Member of the Utah Senate
- Incumbent
- Assumed office January 1, 2019
- Preceded by: Howard A. Stephenson
- Constituency: 11th district (2019–2023) 18th district (2023–present)

Member of the Utah House of Representatives from the 41st district
- In office January 1, 2013 – December 31, 2018
- Preceded by: Todd Kiser
- Succeeded by: Mark Strong

Member of the Utah House of Representatives from the 52nd district
- In office January 20, 2012 – January 1, 2013
- Preceded by: Carl Wimmer
- Succeeded by: John Knotwell

Personal details
- Party: Republican
- Education: Grossmont College (attended) Utah State University (BA, MA) Willamette University (JD)

= Daniel McCay =

American politician

Daniel McCay is an American politician and a Republican member of the Utah Senate representing District 18. Prior to redistricting he represented District 11. He was in the Utah House of Representatives representing District 41 from 2013 through 2018. McCay was initially appointed by Republican Governor of Utah Gary Herbert to fill the vacancy caused by the resignation of Carl Wimmer.

==Political career==
Redistricted to District 41, and with incumbent Republican Representative Todd Kiser leaving the Legislature and leaving the seat open, McCay was chosen from two candidates by the Republican convention and was unopposed for the November 6, 2012 General election, winning with 13,658 votes.

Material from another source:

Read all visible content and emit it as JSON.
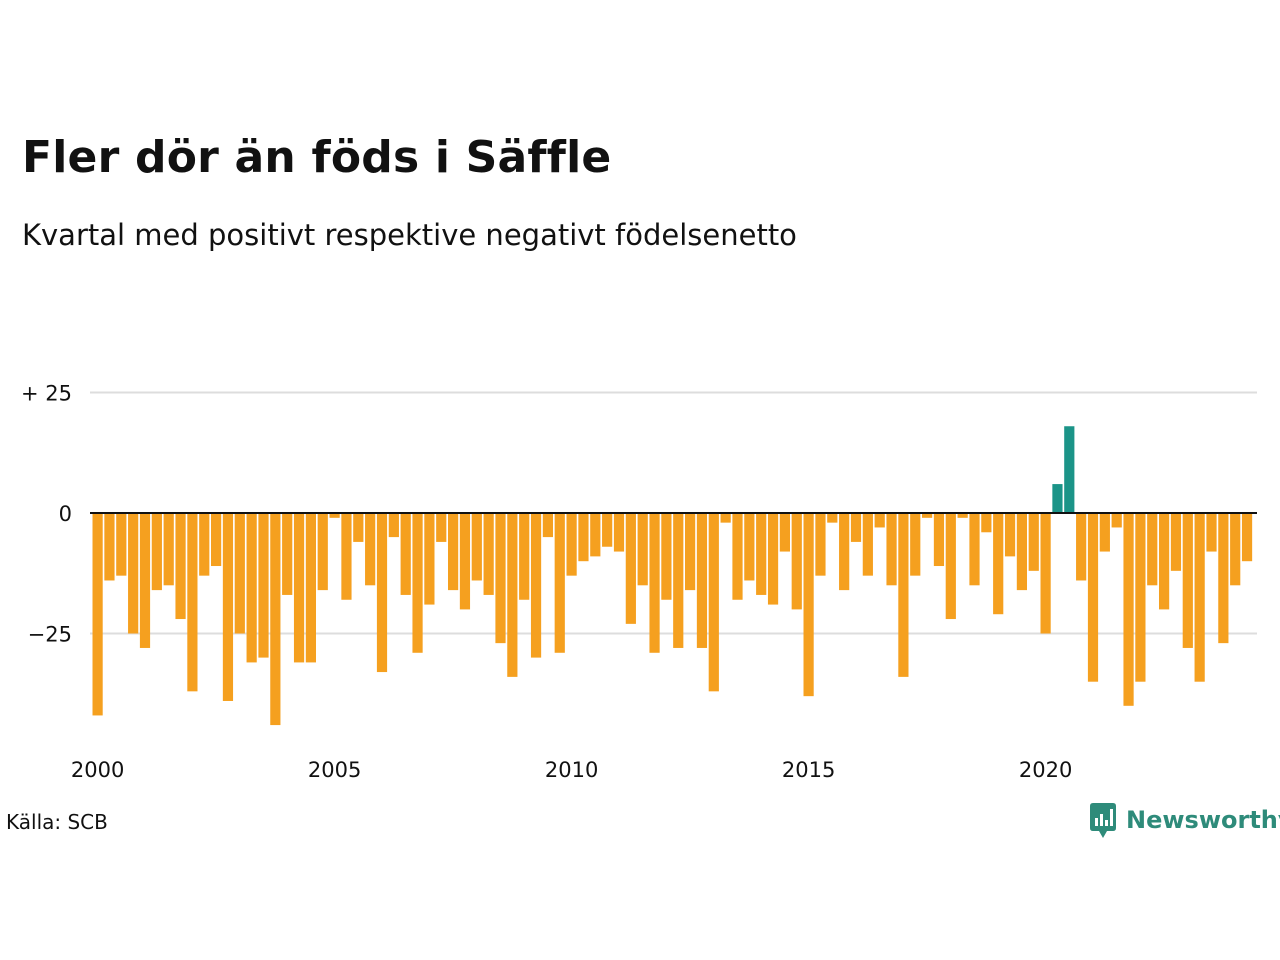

McCay was unopposed for the June 24, 2014 Republican Primary and won the November 4, 2014 General election with 6,685 votes (70.5%) against Democratic nominee Colleen Bliss.

In 2020, McCay sponsored a bill that bans abortions for any reason besides rape, incest, or the mother’s health that goes into effect automatically if Roe v. Wade is overturned.

McCay has sponsored legislation that bans transgender women in women sports and restricts what kinds of public bathrooms that transgender individuals can use.

In 2024, McCay sponsored legislation to spend $1 billion on building a stadium in Salt Lake City for a potential NHL expansion team.

=== Election history ===

2022 General election, Utah State Senate District 18
| Party |  | Candidate | Votes | % |
|---|---|---|---|---|
|  | Republican | Dan McCay | 23,873 | 60.4% |
|  | Democratic | Catherine Voutaz | 10,246 | 28.5% |
|  | United Utah | Jeff Nordfeld | 1,842 | 5.1% |
| Total votes |  |  | 35,961 | 100% |

2018 General election, Utah State Senate District 11
| Party |  | Candidate | Votes | % |
|---|---|---|---|---|
|  | Republican | Dan McCay | 27,995 | 67.7% |
|  | Democratic | Christian Burridge | 13,327 | 32.3% |
| Total votes |  |  | 41,322 | 100% |

2012 General election, Utah House of Representatives District 41
| Party |  | Candidate | Votes | % |
|---|---|---|---|---|
|  | Republican | Dan McCay | 13,658 | 100% |
|  |  | write-in | 191 | 1.38% |
| Total votes |  |  | 13,849 | 100% |

2014 General election, Utah House of Representatives District 41
| Party |  | Candidate | Votes | % |
|---|---|---|---|---|
|  | Republican | Dan McCay | 6,685 | 70.5% |
|  | Democratic | Colleen Bliss | 2,797 | 29.5% |
| Total votes |  |  | 9,482 | 100% |

2014 General election, Utah House of Representatives District 41
| Party |  | Candidate | Votes | % |
|---|---|---|---|---|
|  | Republican | Dan McCay | 6,685 | 70.5% |
|  | Democratic | Colleen Bliss | 2,797 | 29.5% |
| Total votes |  |  | 9,482 | 100% |

==Personal life==
McCay lives in Riverton, Utah with his wife, Tawnee, and their six children. He received degrees at: Bachelors in Secondary Education, Utah State University; Masters in Instructional Design, Utah State University; J. D., Willamette University. McCay is currently an Attorney/Real Estate Portfolio Manager.